Quarter Horse show horse and sire

Royal King was an outstanding cutting stallion and Quarter horse sire from the early days of the American Quarter Horse Association (or AQHA).

==Life==

Royal King was a 1943 sorrel stallion registered with the AQHA as number 2392. He was bred by Felton Smathers of Llano, Texas and owned at the time of registration by Whiteside and Albin of Sipe Springs, Texas. His sire was King P-234 and his dam was a mare named Rocket Laning that was eventually registered with the AQHA as number 39,024. She was sired by Dolph, and out of an unregistered mare named Cricket sired by Coldy. Rocket Laning was a double descendant of Yellow Jacket, so Royal King had three lines to Yellow Jacket, since King also traced once to Yellow Jacket.

== Show career ==
In his show career, he earned a Performance Register of Merit and a Superior Cutting Horse award from the AQHA. With the National Cutting Horse Association (or NCHA) he earned $24,003.19 in cutting competition, entitling him to a NCHA Certificate of Ability, and Bronze and Silver awards.

== Breeding record ==
He sired, among others, Miss Nancy Bailey, Major King, Royal Chess, Royal Jazzy, and Sketer Conway.
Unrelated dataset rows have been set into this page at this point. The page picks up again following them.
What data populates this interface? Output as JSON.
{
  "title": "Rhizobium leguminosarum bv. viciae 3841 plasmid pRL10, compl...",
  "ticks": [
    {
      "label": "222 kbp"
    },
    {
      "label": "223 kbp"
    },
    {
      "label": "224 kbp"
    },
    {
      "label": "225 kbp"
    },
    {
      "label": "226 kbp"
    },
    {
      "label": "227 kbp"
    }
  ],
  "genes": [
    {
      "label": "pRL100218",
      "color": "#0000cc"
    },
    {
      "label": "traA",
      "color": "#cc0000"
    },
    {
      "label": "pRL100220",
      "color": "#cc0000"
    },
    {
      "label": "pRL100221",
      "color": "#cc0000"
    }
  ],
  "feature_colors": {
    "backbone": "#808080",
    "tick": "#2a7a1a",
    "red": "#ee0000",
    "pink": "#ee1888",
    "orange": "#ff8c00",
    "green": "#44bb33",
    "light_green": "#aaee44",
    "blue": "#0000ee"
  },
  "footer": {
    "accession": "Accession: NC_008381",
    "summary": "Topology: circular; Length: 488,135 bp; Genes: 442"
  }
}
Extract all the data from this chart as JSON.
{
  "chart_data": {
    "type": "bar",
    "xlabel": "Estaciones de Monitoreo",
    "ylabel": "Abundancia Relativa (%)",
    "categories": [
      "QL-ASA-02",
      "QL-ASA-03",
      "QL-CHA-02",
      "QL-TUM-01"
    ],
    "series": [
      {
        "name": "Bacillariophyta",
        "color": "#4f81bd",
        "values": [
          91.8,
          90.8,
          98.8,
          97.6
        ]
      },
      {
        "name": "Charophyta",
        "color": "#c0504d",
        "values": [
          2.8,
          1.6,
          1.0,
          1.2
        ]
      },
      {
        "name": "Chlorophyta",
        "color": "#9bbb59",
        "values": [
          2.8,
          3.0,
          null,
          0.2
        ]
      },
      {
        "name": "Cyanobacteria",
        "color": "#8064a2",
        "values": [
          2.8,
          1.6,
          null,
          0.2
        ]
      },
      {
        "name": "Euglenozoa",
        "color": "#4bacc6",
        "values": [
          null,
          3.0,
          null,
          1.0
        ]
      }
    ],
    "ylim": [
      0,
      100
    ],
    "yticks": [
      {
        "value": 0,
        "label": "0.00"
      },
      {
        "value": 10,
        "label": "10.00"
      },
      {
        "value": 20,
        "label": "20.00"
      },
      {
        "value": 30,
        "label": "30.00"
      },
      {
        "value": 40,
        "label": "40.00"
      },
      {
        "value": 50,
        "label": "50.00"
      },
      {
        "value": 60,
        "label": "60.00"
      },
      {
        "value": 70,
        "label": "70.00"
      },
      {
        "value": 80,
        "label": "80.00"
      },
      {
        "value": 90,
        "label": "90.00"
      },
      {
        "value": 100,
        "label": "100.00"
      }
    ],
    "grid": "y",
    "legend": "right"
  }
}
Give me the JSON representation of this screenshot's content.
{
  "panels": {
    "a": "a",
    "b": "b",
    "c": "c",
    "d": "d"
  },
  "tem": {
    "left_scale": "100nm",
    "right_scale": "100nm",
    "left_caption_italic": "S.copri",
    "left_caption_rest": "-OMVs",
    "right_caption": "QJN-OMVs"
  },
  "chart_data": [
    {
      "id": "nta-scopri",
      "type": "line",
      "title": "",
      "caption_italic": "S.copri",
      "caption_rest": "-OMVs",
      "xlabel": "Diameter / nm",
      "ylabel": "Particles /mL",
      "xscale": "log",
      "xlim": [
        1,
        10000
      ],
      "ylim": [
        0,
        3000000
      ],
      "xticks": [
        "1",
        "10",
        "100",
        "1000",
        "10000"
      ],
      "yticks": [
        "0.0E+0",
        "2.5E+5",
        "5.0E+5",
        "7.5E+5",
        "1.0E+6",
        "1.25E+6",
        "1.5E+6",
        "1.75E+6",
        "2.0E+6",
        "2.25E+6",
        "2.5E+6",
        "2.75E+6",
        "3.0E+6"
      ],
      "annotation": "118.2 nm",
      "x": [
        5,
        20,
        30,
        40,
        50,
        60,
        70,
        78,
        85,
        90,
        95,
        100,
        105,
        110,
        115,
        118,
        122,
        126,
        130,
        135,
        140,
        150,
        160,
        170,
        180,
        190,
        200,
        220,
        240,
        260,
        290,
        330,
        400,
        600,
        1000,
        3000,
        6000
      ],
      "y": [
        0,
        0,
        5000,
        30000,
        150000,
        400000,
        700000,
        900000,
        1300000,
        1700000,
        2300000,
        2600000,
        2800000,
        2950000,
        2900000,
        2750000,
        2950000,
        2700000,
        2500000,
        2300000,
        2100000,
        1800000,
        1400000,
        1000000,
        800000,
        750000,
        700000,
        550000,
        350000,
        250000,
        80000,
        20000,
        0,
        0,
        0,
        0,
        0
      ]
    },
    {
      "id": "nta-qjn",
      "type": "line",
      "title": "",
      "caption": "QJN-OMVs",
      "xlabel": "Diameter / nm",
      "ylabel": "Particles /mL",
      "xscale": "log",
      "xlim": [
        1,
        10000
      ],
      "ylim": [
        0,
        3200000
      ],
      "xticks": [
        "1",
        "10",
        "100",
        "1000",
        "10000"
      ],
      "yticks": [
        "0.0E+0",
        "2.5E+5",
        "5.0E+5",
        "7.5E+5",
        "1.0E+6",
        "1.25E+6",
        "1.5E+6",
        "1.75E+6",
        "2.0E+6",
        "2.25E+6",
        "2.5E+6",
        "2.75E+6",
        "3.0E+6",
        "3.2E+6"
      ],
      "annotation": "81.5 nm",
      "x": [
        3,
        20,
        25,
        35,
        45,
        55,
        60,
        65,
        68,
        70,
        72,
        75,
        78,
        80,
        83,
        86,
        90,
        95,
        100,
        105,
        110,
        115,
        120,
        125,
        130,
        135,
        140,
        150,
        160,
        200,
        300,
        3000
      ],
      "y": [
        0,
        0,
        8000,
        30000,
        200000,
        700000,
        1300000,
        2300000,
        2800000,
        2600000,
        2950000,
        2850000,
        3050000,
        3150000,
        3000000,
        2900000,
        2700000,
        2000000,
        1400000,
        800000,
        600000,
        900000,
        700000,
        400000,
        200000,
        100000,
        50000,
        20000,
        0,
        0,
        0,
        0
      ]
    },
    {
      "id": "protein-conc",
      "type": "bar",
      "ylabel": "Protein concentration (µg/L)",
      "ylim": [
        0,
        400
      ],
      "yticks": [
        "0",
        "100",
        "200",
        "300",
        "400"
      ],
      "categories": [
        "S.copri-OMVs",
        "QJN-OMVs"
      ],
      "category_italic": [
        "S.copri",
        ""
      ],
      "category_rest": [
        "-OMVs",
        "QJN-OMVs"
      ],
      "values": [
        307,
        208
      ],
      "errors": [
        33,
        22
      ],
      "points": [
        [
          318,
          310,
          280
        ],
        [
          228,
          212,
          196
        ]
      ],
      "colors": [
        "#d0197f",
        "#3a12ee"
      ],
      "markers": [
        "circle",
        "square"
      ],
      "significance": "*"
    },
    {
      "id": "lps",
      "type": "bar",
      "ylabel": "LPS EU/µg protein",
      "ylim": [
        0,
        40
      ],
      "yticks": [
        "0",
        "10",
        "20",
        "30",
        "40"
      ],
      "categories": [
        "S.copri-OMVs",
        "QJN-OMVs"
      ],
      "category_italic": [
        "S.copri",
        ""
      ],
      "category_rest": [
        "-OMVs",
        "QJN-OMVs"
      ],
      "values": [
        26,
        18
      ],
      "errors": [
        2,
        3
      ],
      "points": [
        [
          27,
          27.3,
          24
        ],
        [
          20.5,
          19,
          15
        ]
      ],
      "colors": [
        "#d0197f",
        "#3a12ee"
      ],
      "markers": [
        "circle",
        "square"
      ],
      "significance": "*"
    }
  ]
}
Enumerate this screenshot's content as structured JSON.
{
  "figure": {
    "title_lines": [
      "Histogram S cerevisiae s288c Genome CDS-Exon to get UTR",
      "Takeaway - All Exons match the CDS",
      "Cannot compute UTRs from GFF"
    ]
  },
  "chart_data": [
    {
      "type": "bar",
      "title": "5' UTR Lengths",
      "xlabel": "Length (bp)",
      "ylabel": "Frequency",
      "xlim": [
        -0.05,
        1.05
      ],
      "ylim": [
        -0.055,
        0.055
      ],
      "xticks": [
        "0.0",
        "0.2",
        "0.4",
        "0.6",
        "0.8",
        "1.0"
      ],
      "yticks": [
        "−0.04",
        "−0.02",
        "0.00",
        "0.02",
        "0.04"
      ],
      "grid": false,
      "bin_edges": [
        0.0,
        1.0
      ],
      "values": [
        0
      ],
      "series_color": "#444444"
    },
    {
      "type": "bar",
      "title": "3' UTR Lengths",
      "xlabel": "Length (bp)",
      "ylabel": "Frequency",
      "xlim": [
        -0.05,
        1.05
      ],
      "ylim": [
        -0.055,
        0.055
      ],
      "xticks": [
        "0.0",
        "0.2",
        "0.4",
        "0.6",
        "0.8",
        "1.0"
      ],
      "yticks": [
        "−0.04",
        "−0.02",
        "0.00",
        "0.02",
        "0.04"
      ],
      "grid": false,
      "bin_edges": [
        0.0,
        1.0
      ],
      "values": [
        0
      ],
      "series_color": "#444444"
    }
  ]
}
Three of his daughters produced offspring that earned a Race Register of Merit with the AQHA. His offspring Miss Nancy Bailey and Royal Chess were inducted into the NCHA Horse Hall of Fame. Miss Nancy Bailey was the 1952 and 1953 AQHA High Point Cutting Horse, and Royal Lightning was the 1963 AQHA High Point Western Pleasure Stallion. Royal Chess was the Youth AQHA World Champion Cutting Horse.

== Death and honors ==
He died in 1971 and was inducted into the AQHA Hall of Fame in 1997.